Janik Bastien Charlebois. À court terme, non. Bien sûr, des démarches de ce type ne sont jamais mauvaises. Quand la présence du politique se trouve manifeste, ça a des effets sur les commissions scolaires qui agissent ensuite sur les directeurs des établissements. Mais tout cela devient problématique et grave quand on pense que c’est suffisant.

Être. Quelle action faudrait-il alors mener pour changer la donne ?

JB.C. On perçoit les jeunes comme s’ils habitaient dans un monde à part, imperméables à la culture dans laquelle ils évoluent. Pourtant, lorsqu’il y a des intimidations ou des violences dans les établissements, les rares adolescents qui tentent s’interposer se voient rétorquer par les agresseurs « De quoi tu te mêles ? ». Je ne pense pas que cette réponse leur soit arrivée de nulle part. Ils ont vu les adultes le faire de même dans d’autres occasions.

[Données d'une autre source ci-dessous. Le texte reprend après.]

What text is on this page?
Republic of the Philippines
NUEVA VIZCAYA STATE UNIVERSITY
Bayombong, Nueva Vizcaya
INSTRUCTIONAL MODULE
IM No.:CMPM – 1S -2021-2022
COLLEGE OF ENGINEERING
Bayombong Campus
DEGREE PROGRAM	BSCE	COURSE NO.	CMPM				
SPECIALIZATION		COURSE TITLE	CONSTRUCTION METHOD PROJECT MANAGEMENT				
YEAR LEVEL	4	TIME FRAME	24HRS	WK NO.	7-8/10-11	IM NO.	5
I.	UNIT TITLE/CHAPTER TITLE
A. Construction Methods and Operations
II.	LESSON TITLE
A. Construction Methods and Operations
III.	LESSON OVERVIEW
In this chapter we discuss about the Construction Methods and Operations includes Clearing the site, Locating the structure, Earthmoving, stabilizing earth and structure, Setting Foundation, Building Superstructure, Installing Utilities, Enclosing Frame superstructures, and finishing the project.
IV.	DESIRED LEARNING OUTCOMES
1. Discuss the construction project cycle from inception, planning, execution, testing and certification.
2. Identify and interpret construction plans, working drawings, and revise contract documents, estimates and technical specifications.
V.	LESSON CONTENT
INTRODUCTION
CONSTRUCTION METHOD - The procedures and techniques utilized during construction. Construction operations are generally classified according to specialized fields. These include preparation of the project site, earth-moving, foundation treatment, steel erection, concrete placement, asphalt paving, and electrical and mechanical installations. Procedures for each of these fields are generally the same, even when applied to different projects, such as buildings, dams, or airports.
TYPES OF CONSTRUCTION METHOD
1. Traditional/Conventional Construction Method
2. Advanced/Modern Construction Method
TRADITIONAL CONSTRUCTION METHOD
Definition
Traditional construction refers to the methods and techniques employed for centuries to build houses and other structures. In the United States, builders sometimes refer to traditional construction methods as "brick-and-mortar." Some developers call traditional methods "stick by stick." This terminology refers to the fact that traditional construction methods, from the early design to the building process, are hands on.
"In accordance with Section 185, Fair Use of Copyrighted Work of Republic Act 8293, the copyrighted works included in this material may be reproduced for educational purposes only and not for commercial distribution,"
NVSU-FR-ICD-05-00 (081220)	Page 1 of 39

Être. Il faut donc aussi intervenir auprès des parents…

JB.C. Auprès des parents, mais aussi socialement. On retrouve ce genre de situation partout. J’y ai été confrontée dernièrement dans un bus. Une mère discutait avec sa fille. Celle-ci jouait avec un jouet, une figurine masculine représentant un super-héros. L’enfant dit à un moment donné une phrase commençant par « Quand je serai un garçon… ». Réplique sèche de la mère : « Non, ça ne se peut pas, ça n’existe pas. Une petite fille doit rester une petite fille ».

Une autre dame à côté a même ajouté que toute petite fille doit ensuite devenir une maman. C’était la totale ! Elles parlaient fort, dans un lieu public, au milieu de plein de gens, bref c’était un message social. J’ai voulu dire à la mère qu’elle oubliait les transsexuels, elle a littéralement explosé, me disant que je « magasinais une claque » et ajoutant le fameux argument « De quoi je me mêle ? ». Les autres passagers étaient gênés, mais ne réagissaient pas.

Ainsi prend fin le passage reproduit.